1. Probability as Relative Frequency

Probability (p) can be understood as relative frequency.

The probability of getting a particular outcome, when choosing at random, is the same as the relative frequency of that outcome in a distribution of possible outcomes. You all know how to do this already (sibling example, card example).

Note that if I pick a card and I see it and you don't, the probability that it is a spade, or a heart, or red, is different for me (0 or 1) than it is for those who DON'T see the card, but must guess.

POINT: Probabilities are calculated for things that we DON'T know --if we know what has or will happen, we don't normally worry about probabilities. Probabilities are a way to make predictions about what is more or less likely, and about HOW likely different outcomes are.

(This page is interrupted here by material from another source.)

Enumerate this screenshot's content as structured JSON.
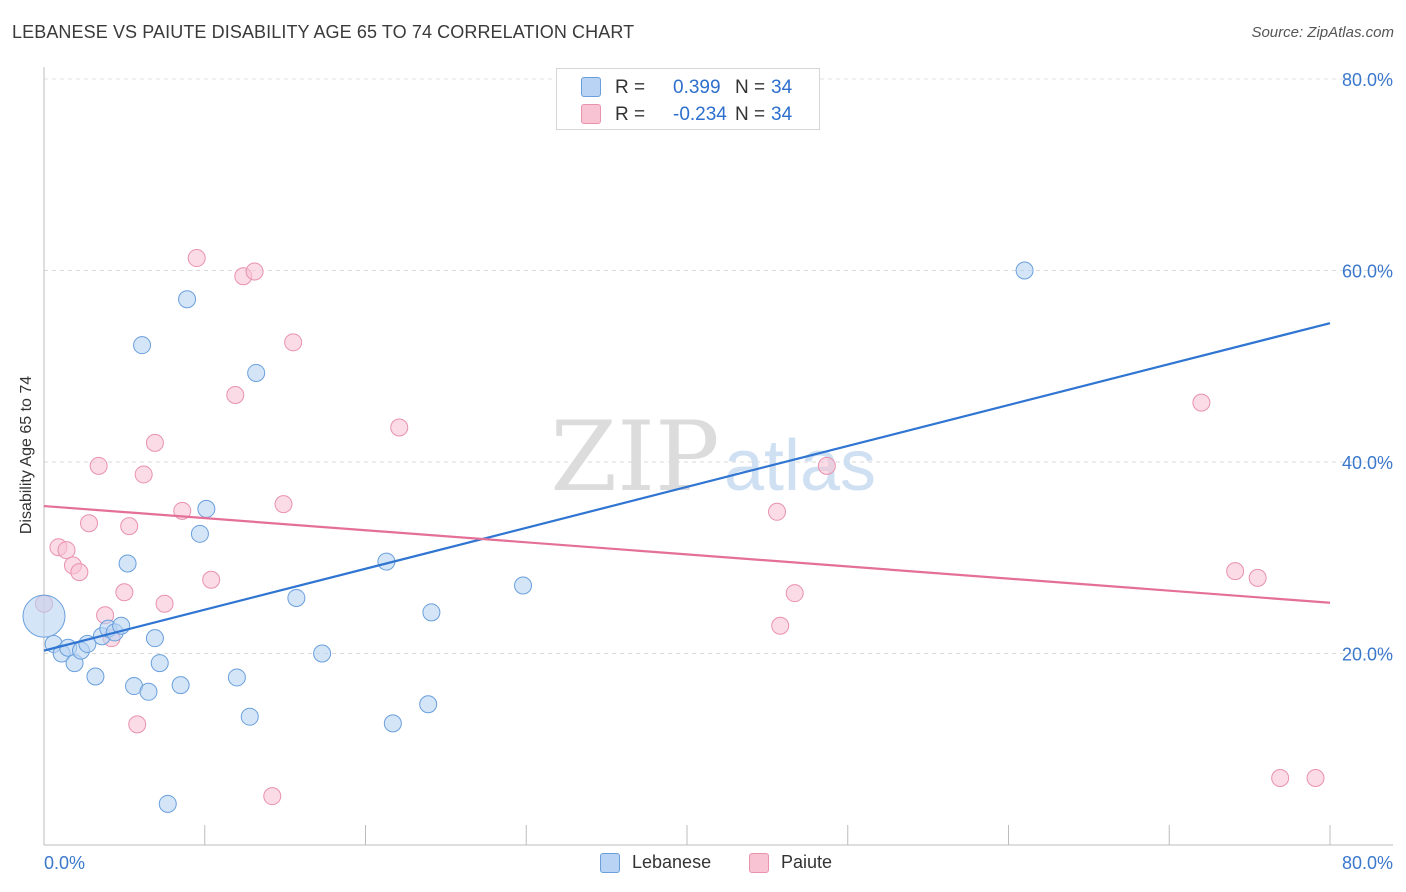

2. Samples versus Population

Problem: 1. We want to know what is true about a population of scores but

2. We don't have and often can't get all the scores

Solution:

1. Take a sample of scores.

2. Calculate the statistics for the sample

3. Use sample statistics to make a guess about

the population parameters.

Sampling Strategy:

Random samples yield the best guesses.

Techniques like multistage cluster sampling (described in your book) provide a good approximation of random sampling.

Biased samples yield biased guesses.

NOTE: Provided good sampling technique is followed, the size of the sample is what determines how good the guess will be, NOT the size of the sample relative to the size of the population. So a sample of 1000 people will give you just as good an estimate of a parameter for U.S. as a whole as using a sample of 1000 people to estimate a parameter of Oregon will. More explanation about why to follow in later chapters...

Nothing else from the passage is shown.